Thursday, June 26

 

Corsica and Eden: Recent Work from Matthew Alderman


The Authoress Dawn Eden. Commissioned for her website. Ink on vellum with marker. June 2008. Click for larger version.

My new portrait of Dawn Eden, specially commissioned for her weblog, is now up at the Dawn Patrol. Because it was a portrait rather than a liturgical illustration, and because Dawn is one of the hippest people I know--and I mean that in the good sense--I decided to experiment a bit stylistically. I sought to give it a more "graphic," simplified feel without resorting to straight-out modernism.

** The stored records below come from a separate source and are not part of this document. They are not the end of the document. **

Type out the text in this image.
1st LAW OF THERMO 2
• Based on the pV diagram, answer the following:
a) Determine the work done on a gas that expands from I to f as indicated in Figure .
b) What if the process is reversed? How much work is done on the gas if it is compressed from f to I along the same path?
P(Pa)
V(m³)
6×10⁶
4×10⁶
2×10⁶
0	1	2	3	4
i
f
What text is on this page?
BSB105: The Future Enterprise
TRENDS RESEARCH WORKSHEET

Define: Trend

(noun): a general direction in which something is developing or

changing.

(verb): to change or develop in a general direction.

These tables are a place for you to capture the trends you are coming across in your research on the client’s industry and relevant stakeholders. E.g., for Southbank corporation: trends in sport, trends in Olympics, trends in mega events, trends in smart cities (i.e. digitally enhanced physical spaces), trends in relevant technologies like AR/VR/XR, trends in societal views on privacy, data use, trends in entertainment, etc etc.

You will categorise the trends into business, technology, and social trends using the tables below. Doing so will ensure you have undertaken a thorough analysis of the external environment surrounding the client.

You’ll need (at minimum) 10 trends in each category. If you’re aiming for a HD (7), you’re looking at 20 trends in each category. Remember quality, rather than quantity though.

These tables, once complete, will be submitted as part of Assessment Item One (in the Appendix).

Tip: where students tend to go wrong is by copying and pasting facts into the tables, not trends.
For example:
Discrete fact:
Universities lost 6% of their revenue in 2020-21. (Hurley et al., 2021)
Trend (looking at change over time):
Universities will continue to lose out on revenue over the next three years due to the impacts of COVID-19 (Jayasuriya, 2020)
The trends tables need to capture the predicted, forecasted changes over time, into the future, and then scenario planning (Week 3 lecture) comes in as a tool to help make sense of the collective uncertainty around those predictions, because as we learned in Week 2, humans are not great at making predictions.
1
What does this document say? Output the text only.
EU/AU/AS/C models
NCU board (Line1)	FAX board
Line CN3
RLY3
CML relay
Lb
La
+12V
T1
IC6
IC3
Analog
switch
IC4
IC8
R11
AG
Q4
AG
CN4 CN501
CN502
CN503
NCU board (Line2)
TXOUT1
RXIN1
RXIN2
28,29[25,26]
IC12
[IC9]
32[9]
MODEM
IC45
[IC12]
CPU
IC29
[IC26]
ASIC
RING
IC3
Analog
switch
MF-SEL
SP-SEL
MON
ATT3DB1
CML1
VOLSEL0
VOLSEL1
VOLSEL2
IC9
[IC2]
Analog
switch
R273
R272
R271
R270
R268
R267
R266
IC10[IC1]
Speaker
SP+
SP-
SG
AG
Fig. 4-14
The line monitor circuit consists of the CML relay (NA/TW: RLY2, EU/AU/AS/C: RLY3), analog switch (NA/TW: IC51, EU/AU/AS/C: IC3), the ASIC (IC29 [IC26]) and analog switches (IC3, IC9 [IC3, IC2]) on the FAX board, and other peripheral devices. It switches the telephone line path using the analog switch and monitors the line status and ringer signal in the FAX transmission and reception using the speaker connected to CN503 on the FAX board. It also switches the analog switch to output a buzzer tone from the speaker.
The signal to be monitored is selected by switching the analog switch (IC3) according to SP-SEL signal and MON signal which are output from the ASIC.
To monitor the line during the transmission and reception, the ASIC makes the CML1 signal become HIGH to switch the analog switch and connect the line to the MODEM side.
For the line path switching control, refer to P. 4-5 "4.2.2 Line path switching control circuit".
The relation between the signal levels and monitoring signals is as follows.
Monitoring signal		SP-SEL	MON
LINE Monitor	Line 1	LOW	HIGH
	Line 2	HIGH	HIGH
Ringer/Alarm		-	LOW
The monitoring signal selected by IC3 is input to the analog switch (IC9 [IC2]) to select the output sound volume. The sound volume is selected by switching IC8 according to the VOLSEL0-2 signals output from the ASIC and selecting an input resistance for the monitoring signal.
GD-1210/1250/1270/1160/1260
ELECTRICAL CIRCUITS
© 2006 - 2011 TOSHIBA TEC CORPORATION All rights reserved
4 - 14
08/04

The art deco-cum-Beuronese Sacred Heart medallion complements this mood, principally set by the background, which has a touch of Gustav Klimt in terms of composition and Mondrian in color. Yes, when Matt wants to be modern, he references artists who died respectively in 1918 and 1944. Make of that what you will.

My first portrait of Dawn, which has since been rendered obsolete by a new hairstyle, was one of my more ambitious drawings when I first started out, and is probably the largest work I've done in ink to date; while it had some difficulties as a portrait--for one thing, it looked a bit too much like a piece of religious art--it seems to have had its own fans over at Dawn's site. I hope they'll enjoy the new one, which, while smaller and simpler than the last portrait, was a lot of fun to create and, in its own way, reflects a bit of the subject's distinct spunk.

S. Alexander Sauli. Commissioned as a confirmation gift. Ink on vellum with marker. June 2008.

I was recently asked to do an image of the unjustifiably-obscure Counter-Reformation bishop-saint, Alexander Sauli, known as the Apostle of Corsica. S. Alexander was a Lombard aristocrat by birth who, after joining the Clerks Regular of S. Paul, the Barnabites, became variously a professor at the University of Pavia, superior-general of his congregation, and finally bishop of the ancient see of Aleria in Corsica, where he nearly single-handedly revived the island's derelict faith. He died after being made bishop of Pavia, in 1591, and somehow, amid all this, served at some point as S. Charles Borromeo's spiritual director.

While we know what S. Alexander looked like (his face is distinctive enough in the few portraits I've seen), he has a fairly indistinct iconography, the usual episcopal tropes: bishop's habit, book, crozier, mitre, biretta, the like. The one unique emblem I was able to find was a bit inexplicable: he's shown either accepting or spurning a pallium proferred to him by a cherub in a 19th century holy-card. The gesture is equivocal--I can either assume he served as an archbishop at some point, or perhaps refused such an offer out of humility. The relatively short turn-around time on the project meant I didn't have the opportunity to dig too deep here, unfortunately. At the very least, there is still a precedent, and worse comes to worse, it's up there with St. Agatha's, er, bells.

While my first sketches simply showed a standard Tridentine bishop-saint with an angel bearing his crozier behind him, I changed it to incorporate the pallium and the bishop's somewhat ambivalent response, as it was more distinctive symbolically, and also led to a more interesting composition. A few more discrete emblems can be glimpsed in the drawing: the face of the Man of Sorrows on his large pontifical morse, a pun on his name, which means "Saviour of Mankind" in Greek and the emblem of the Barnabite order.

The profile of the mitre could have been rendered a bit more smoothly, and, as always, there are a fair number of things I'd like to change--anatomical gaffes, line-weights, missed possibilities for more symbolism--but I'm fairly pleased with the result; furthermore, this is the first time I've managed to (successfully) incorporate a large amount of another color besides red into one of my works. The possibilities are endless.